Je viens de re-écouter l’émission « les Sœurs trois points » dans mes vieux podcasts de France Culture… une émission qui date de 2009.
Toujours aussi convenu. Affligeant ! Heureusement que les choses sont progressivement en train de changer.
Vous êtes choqués ? Moi aussi. Je suis atterrée. Atterrée de voir à quel point est constamment spoliée l’image de la Franc-Maçonnerie auprès du public. Un club pour vieilles barbes, englué dans des scandales politico-financiers, qui ne sait parler que de syndicalisme et militer pour la laïcité. Heureusement que les illustrissimes blogueurs sont là pour jeter un bon pavé dans la mare des idées reçues !
Je vais oser l’inconcevable, proférer l’inaudible : la Franc-Maçonnerie est d’abord et avant tout une école initiatique, porteuse aujourd’hui des valeurs d’une authentique spiritualité durable. Elle possède la maîtrise de puissants outils de développement personnel et collectif, de méditation, d’amour. Sur cette planète au bord du gouffre, la Franc-Maçonnerie, est capable de porter des discours apaisants, d’être un messager de la paix, de l’harmonie, de l’écologie participative, pour un développement durable qui intègre les valeurs d’une spiritualité durable.
Un club aux propos convenus ?
Comment veut-on que la Franc-Maçonnerie ait l’air d’être autre chose qu’un club pour vieilles barbes quand on entend à la radio la syndicaliste de service, expliquer les raisons qui l’ont poussée à entrer en Franc-Maçonnerie. On comprend grosso modo qu’elle se délecte dans une prolongation rituelle des discussions de la section locale de la fédération !!!
Et le rituel, à quoi sert-il ? A prendre la parole poliment et tour à tour, de façon dépassionnée, sans se couper la parole. Allons Messieurs-dames, un peu de sérieux !!! On ne parlera surtout pas d’autre chose que de la possibilité de rendre le monde profane plus juste et plus équitable, en réfléchissant à l’intérieur des loges. La seule question qu’on se pose est de savoir comment porter à l’extérieur du temple le fruit des réflexions menées à l’intérieur… mais on s’interroge sur le « comment » pas sur le contenu.

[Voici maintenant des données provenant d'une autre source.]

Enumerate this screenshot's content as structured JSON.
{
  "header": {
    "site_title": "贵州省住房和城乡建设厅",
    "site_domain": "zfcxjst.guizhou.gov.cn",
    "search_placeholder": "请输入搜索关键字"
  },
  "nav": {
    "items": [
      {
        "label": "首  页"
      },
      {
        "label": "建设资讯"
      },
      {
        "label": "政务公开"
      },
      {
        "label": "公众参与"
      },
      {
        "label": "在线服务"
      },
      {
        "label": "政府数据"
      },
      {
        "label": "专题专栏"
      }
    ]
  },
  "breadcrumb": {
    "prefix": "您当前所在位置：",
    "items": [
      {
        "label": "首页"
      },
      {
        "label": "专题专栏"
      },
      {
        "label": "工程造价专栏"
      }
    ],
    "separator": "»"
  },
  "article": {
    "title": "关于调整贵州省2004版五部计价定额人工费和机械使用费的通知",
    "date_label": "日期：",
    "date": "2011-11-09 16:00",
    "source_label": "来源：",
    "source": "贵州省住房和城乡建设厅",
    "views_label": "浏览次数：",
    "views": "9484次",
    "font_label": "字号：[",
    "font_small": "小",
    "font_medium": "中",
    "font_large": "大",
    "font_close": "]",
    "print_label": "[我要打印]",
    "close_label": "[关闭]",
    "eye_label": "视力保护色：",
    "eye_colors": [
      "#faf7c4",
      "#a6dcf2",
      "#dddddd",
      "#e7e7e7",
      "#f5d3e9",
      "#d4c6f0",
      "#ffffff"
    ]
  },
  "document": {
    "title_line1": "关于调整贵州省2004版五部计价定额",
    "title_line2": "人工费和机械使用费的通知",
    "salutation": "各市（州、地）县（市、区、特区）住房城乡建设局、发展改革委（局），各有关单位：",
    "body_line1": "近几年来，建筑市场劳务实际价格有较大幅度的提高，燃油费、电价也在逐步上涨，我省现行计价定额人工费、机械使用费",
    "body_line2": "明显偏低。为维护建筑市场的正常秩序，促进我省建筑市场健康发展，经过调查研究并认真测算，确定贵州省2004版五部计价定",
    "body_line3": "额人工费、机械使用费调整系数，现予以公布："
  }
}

Se demander comment, c’est une vraie question, je le reconnais, mais il n’y pas que cela ! Quelle place est laissée à l’initiatique dans un tel discours ? Je reconnais que les objectifs affichés du Grand Orient de France au travers des questions à l’étude des loges ont leur intérêt. Je reconnais aussi que les franc-maçons par leur action dans la cité ont été source de progrès social au fil des siècles. Mais de là à refuser de parler de spiritualité et pire encore, ne même pas évoquer la question dans une émission d’une heure consacrée à la Franc-Maçonnerie, il y a des limites. La ligne rouge est franchie. Le plus drôle est quand le journaliste se demande en toute sincérité pourquoi la Franc-Maçonnerie n’intéresse plus personne en France. Il est certain qu’avec un pareil discours on a plutôt envie de lui tourner le dos.
Je vais peut-être vous choquer, mais il me semble clair que tant qu’un franc-maçon n’est pas conscient de la portée de ses gestes et de ses mots, tant qu’il n’a pas à l’esprit la dimension immatérielle du rite, il demeure d’une certaine façon à côté de son initiation.

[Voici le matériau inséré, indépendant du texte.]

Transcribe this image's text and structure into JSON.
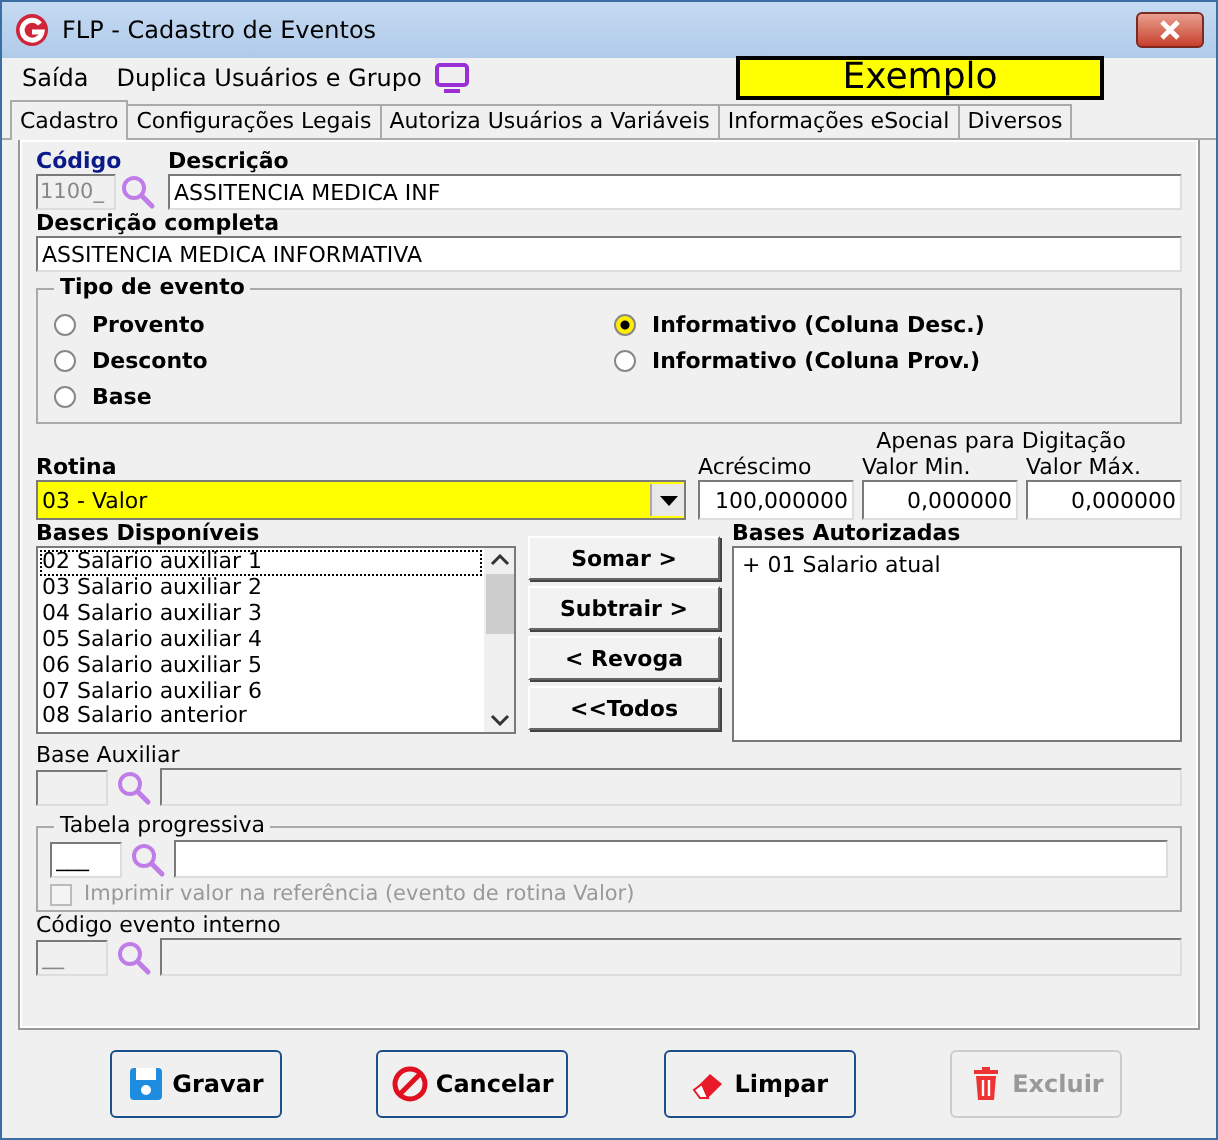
{
  "window": {
    "title": "FLP - Cadastro de Eventos"
  },
  "menu": [
    {
      "label": "Saída"
    },
    {
      "label": "Duplica Usuários e Grupo"
    }
  ],
  "banner": "Exemplo",
  "tabs": [
    {
      "label": "Cadastro",
      "selected": true
    },
    {
      "label": "Configurações Legais",
      "selected": false
    },
    {
      "label": "Autoriza Usuários a Variáveis",
      "selected": false
    },
    {
      "label": "Informações eSocial",
      "selected": false
    },
    {
      "label": "Diversos",
      "selected": false
    }
  ],
  "codigo": {
    "label": "Código",
    "value": "1100_",
    "disabled": true
  },
  "descricao": {
    "label": "Descrição",
    "value": "ASSITENCIA MEDICA INF"
  },
  "descricao_completa": {
    "label": "Descrição completa",
    "value": "ASSITENCIA MEDICA INFORMATIVA"
  },
  "tipo_evento": {
    "title": "Tipo de evento",
    "options": [
      {
        "label": "Provento",
        "selected": false
      },
      {
        "label": "Desconto",
        "selected": false
      },
      {
        "label": "Base",
        "selected": false
      },
      {
        "label": "Informativo (Coluna Desc.)",
        "selected": true
      },
      {
        "label": "Informativo (Coluna Prov.)",
        "selected": false
      }
    ]
  },
  "rotina": {
    "label": "Rotina",
    "value": "03 - Valor"
  },
  "digitacao_note": "Apenas para Digitação",
  "acrescimo": {
    "label": "Acréscimo",
    "value": "100,000000"
  },
  "valor_min": {
    "label": "Valor Min.",
    "value": "0,000000"
  },
  "valor_max": {
    "label": "Valor Máx.",
    "value": "0,000000"
  },
  "bases_disponiveis": {
    "label": "Bases Disponíveis",
    "items": [
      {
        "label": "02 Salario auxiliar 1",
        "focused": true
      },
      {
        "label": "03 Salario auxiliar 2",
        "focused": false
      },
      {
        "label": "04 Salario auxiliar 3",
        "focused": false
      },
      {
        "label": "05 Salario auxiliar 4",
        "focused": false
      },
      {
        "label": "06 Salario auxiliar 5",
        "focused": false
      },
      {
        "label": "07 Salario auxiliar 6",
        "focused": false
      },
      {
        "label": "08 Salario anterior",
        "focused": false
      }
    ]
  },
  "transfer_buttons": [
    {
      "label": "Somar >"
    },
    {
      "label": "Subtrair >"
    },
    {
      "label": "< Revoga"
    },
    {
      "label": "<<Todos"
    }
  ],
  "bases_autorizadas": {
    "label": "Bases Autorizadas",
    "items": [
      {
        "label": "+ 01 Salario atual"
      }
    ]
  },
  "base_auxiliar": {
    "label": "Base Auxiliar",
    "disabled": true
  },
  "tabela_progressiva": {
    "title": "Tabela progressiva",
    "code": "___",
    "disabled": false,
    "checkbox": {
      "label": "Imprimir valor na referência (evento de rotina Valor)",
      "checked": false,
      "disabled": true
    }
  },
  "codigo_evento_interno": {
    "label": "Código evento interno",
    "code": "__",
    "disabled": true
  },
  "footer_buttons": [
    {
      "label": "Gravar",
      "kind": "save",
      "disabled": false
    },
    {
      "label": "Cancelar",
      "kind": "cancel",
      "disabled": false
    },
    {
      "label": "Limpar",
      "kind": "clear",
      "disabled": false
    },
    {
      "label": "Excluir",
      "kind": "delete",
      "disabled": true
    }
  ]
}
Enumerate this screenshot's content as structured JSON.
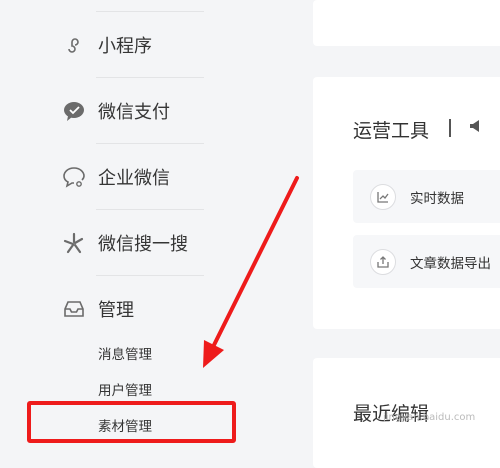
{
  "sidebar": {
    "items": [
      {
        "label": "小程序",
        "icon": "mini-program-icon"
      },
      {
        "label": "微信支付",
        "icon": "wechat-pay-icon"
      },
      {
        "label": "企业微信",
        "icon": "wecom-icon"
      },
      {
        "label": "微信搜一搜",
        "icon": "wechat-search-icon"
      },
      {
        "label": "管理",
        "icon": "inbox-icon"
      }
    ],
    "management_subitems": [
      "消息管理",
      "用户管理",
      "素材管理"
    ]
  },
  "operation_tools": {
    "title": "运营工具",
    "items": [
      {
        "label": "实时数据",
        "icon": "chart-icon"
      },
      {
        "label": "文章数据导出",
        "icon": "export-icon"
      }
    ]
  },
  "recent_edits": {
    "title": "最近编辑"
  },
  "watermark": "jingyan.baidu.com",
  "colors": {
    "annotation_red": "#ee1b1b",
    "card_bg": "#ffffff",
    "page_bg": "#f4f5f7"
  }
}
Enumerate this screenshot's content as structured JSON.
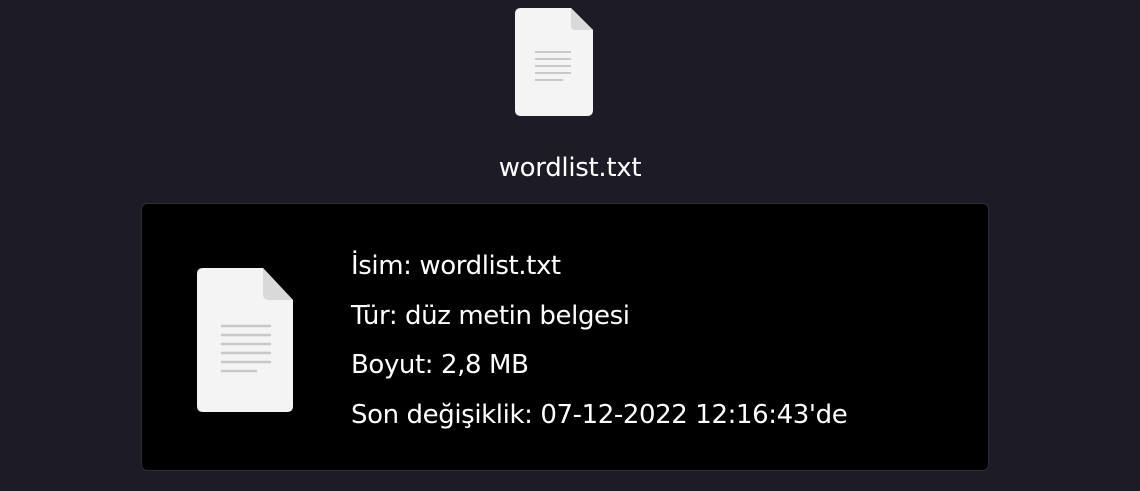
{
  "desktop_file": {
    "icon": "text-file-icon",
    "name": "wordlist.txt"
  },
  "tooltip": {
    "icon": "text-file-icon",
    "lines": [
      "İsim: wordlist.txt",
      "Tür: düz metin belgesi",
      "Boyut: 2,8 MB",
      "Son değişiklik: 07-12-2022 12:16:43'de"
    ]
  },
  "colors": {
    "background": "#1c1b26",
    "tooltip_background": "#000000",
    "icon_fill": "#f4f4f4",
    "icon_lines": "#c8c8c8",
    "text": "#ffffff"
  }
}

La responsabilité des medias
Mais c’est de votre faute à vous aussi, Messieurs les journalistes. Vous aimez les faits. Ceux dont le discours plonge l’auditeur dans les profondeurs de l’âme humaine plombent l’audimat. Pour eux, point de salut à l’antenne ! Vous demeurez persuadés que les discours maçonnico-syndicalistes sont plus de nature à intéresser le grand public que les considérations spiritualo-sulfureuses des cercles maçonniques spiritualistes. Détrompez-vous ! Le maçonnico-syndicalisme appartient déjà à une époque révolue et dans les obédiences qui ont pignon sur rue, il est aussi des franc-maçons qui travaillent à des rites spiritualistes, mais dont on ne parle jamais.
Le rôle des femmes
Par ailleurs, la mixité aujourd’hui va de soi. C’est une question dépassée… sauf pour les franc-maçons les plus classiques qui ont peur d’introduire la tentation dans leurs loges. Je dirai simplement à ce propos que la mixité va de soi chez les plus jeunes. Elle témoigne d’une certaine maturité, qui place l’humanité au-delà des rapports de séduction, dans une attitude simple, naturelle et responsable.
Ce qui est très drôle, c’est le miroir déformé que nous renvoient les medias, encore une fois. On ne cesse de parler à longueur des colonnes de l’Express et du Point, pour ne citer que ces supports là, des Frères qui œuvrent dans les coulisses du pouvoir. On n’évoque même pas les Sœurs ! Elles sont tellement soupçonnées de n’avoir aucun pouvoir, que vous n’y prêtez même pas attention, Messieurs et Mesdames les journalistes. Elles ont tout simplement l’air de ne pas exister, d’être une minorité sans conséquence. Elles sont pourtant présentes, et bien présentes, je vous l’assure. Certainement beaucoup plus discrètes, cela dit, que leurs homologues masculins. Et c’est sans doute un cadeau que vous leur faites, que de les oublier ainsi.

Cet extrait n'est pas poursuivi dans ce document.